Özellikle tercih edildiği anlaşılan teatralliğin ışığında yoluna devam eden film, bu durumun oyuncular üzerindeki etkisiyle de 'ilginç' bir yöne doğru savruluyor. Yeşilçay'ın arkasında oyun güçlerini hikâyeye yedirme çabasındaki Öner Erkan, Gülse Birsel ve Cengiz Küçükayvaz gibi isimler, kalabalık oyuncu kadrosu içinde öne çıkıyor, diğerlerinden rol çalmayı başarıyorlar. Sadık Şendil'in metninden sızan 'küfürbaz' hava ve cinsellik ağırlıklı espri anlayışı da oyuncuların performaslarına sirayet etmiş durumda. Kimi bölümlerde bunun abartılı noktalara gittiğini, tekrarlarla etkisinin zayıfladığını söyleyebiliriz, ama temelde bir 'seks komedisi' olduğu kabul gören bir hikâyede böylesi bir eğilime rastlamak da şaşırtmamalı sinemaseverleri.

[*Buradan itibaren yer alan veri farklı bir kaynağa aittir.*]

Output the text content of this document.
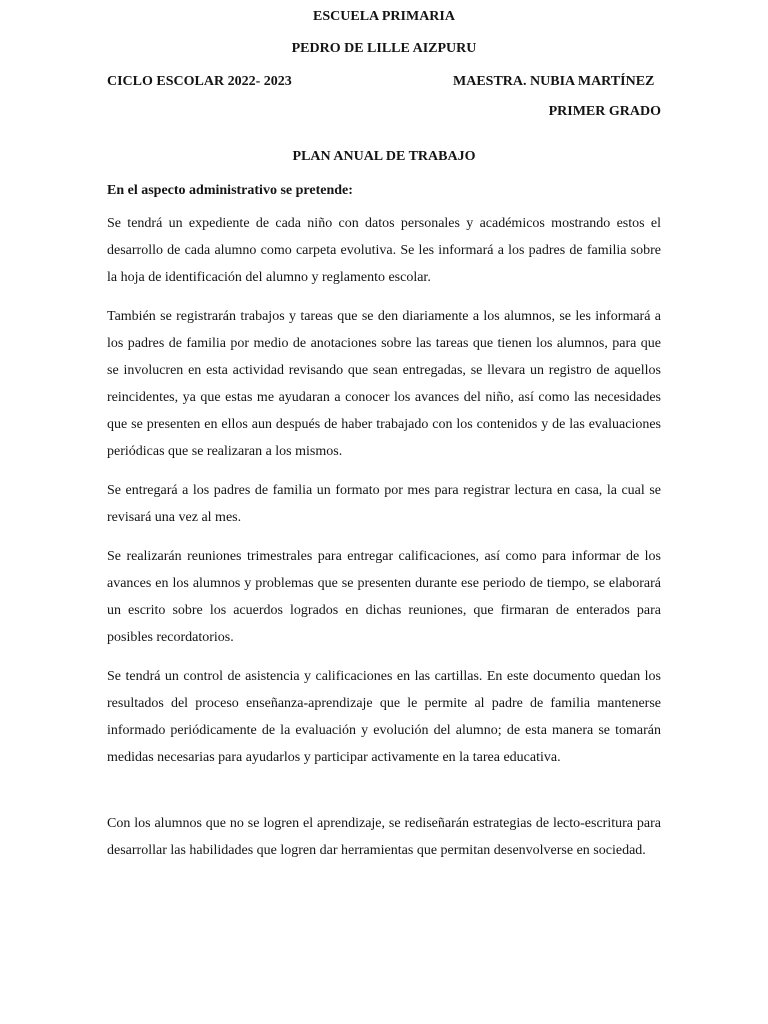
ESCUELA PRIMARIA
PEDRO DE LILLE AIZPURU
CICLO ESCOLAR 2022- 2023	MAESTRA. NUBIA MARTÍNEZ
PRIMER GRADO
PLAN ANUAL DE TRABAJO
En el aspecto administrativo se pretende:

Se tendrá un expediente de cada niño con datos personales y académicos mostrando estos el desarrollo de cada alumno como carpeta evolutiva. Se les informará a los padres de familia sobre la hoja de identificación del alumno y reglamento escolar.

También se registrarán trabajos y tareas que se den diariamente a los alumnos, se les informará a los padres de familia por medio de anotaciones sobre las tareas que tienen los alumnos, para que se involucren en esta actividad revisando que sean entregadas, se llevara un registro de aquellos reincidentes, ya que estas me ayudaran a conocer los avances del niño, así como las necesidades que se presenten en ellos aun después de haber trabajado con los contenidos y de las evaluaciones periódicas que se realizaran a los mismos.

Se entregará a los padres de familia un formato por mes para registrar lectura en casa, la cual se revisará una vez al mes.

Se realizarán reuniones trimestrales para entregar calificaciones, así como para informar de los avances en los alumnos y problemas que se presenten durante ese periodo de tiempo, se elaborará un escrito sobre los acuerdos logrados en dichas reuniones, que firmaran de enterados para posibles recordatorios.

Se tendrá un control de asistencia y calificaciones en las cartillas. En este documento quedan los resultados del proceso enseñanza-aprendizaje que le permite al padre de familia mantenerse informado periódicamente de la evaluación y evolución del alumno; de esta manera se tomarán medidas necesarias para ayudarlos y participar activamente en la tarea educativa.

Con los alumnos que no se logren el aprendizaje, se rediseñarán estrategias de lecto-escritura para desarrollar las habilidades que logren dar herramientas que permitan desenvolverse en sociedad.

Ayten Gökçer'li tiyatro versiyonunu özlemle andığımız "7 Kocalı Hürmüz" masalını Ezop (Ezel Akay) anlatımıyla dinlemek, sonuç olarak eğlenceli bir deneyim oldu bizler için. Belki sinema tarihine geçecek ya da "Hacivat Karagöz Neden Öldürüldü?" gibi tartışma yaratacak bir film değil bu, ama sinema sanatında 'özen' kavramının (ki bizde pek yoktur) karşılığını veren bir çalışma olduğu da bir gerçek.